In a 5-4 decision this past Monday on an Arizona tax credit program, the Supreme Court ruled that the plaintiffs who challenged the program did not have standing to sue, allowing the continuation of the program (which overwhelmingly funds religious schools) and slowly eroding the boundaries between religion and government. Interfaith Alliance joined a friend-of-the-court brief authored by our friends at Americans United for Separation of Church and State, and needless to say, this is not the outcome we’d hoped for.

The Arizona program offers a tax credit of up to $500 per person for money donated to a School Tuition Organization (STO).  These STO’s can then choose how to disburse the scholarships (e.g. to schools of a particular religion), effectively creating an indirect funding scheme for government-subsidized religious activities. By ruling that the plaintiffs had no standing to sue, the Supreme Court has made it significantly more difficult to challenge indirect government spending that appears to violate the Establishment Clause, allowing the government to continue such programs with little to no fear of reprisal.  In her dissenting opinion, Justice Elena Kagan indicated that the ruling also provided a new, now Court-approved, path for the funding of religious activities, a view echoed by Interfaith Alliance President and State of Belief host, Rev. Welton Gaddy:

“It is a sad day when the highest Court in the nation makes a ruling that broadsides the Establishment Clause by approving a government funding scheme that benefits religion and weakens a fundamental promise in the Constitution—our first freedom, religious freedom.”

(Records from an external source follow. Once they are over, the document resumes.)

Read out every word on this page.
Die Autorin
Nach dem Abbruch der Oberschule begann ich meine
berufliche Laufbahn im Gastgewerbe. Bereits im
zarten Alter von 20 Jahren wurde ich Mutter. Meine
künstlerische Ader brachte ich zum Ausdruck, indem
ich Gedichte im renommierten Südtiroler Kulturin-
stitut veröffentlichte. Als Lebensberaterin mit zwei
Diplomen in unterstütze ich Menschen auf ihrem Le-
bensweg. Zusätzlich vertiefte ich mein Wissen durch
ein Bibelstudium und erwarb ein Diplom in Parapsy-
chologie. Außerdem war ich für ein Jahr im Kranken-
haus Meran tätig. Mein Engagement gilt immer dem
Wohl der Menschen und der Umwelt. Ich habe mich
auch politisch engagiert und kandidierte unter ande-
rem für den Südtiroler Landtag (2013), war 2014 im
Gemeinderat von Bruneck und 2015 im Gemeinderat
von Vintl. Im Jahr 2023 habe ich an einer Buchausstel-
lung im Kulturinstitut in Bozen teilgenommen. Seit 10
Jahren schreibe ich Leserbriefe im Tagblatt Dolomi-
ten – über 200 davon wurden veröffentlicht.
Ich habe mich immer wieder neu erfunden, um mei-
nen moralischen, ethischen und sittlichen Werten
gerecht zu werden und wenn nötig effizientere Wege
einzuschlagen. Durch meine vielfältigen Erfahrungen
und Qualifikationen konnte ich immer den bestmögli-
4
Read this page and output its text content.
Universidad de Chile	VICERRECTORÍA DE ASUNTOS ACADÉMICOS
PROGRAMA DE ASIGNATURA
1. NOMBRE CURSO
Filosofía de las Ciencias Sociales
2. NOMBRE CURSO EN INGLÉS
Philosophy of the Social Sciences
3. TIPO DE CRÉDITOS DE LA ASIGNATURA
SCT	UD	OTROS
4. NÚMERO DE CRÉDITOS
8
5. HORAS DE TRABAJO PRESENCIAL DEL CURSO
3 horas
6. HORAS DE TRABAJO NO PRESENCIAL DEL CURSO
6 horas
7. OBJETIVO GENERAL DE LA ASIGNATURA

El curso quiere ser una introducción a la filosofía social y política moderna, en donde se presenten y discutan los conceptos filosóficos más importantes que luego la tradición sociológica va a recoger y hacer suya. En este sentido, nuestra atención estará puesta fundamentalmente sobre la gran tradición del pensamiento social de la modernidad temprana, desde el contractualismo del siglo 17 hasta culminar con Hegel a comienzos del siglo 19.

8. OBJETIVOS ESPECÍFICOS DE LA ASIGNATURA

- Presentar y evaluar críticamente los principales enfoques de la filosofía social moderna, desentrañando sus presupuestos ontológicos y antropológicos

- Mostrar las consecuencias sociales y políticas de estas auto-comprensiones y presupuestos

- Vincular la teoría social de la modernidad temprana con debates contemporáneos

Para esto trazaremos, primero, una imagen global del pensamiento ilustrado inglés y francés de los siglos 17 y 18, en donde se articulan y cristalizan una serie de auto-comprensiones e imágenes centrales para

This ruling runs afoul of the 1968 Flast vs. Cohen ruling on taxpayer standing, which makes an exception that grants taxpayers standing in the case of an alleged Establishment Clause violation.  Coupled with a 2007 ruling barring challenges to the faith-based initiative, Monday’s ruling seriously impinges upon taxpayers’ ability to challenge potentially unconstitutional uses of government money.  As Rev. Gaddy said, “One wonders what this court is trying to do to our society!”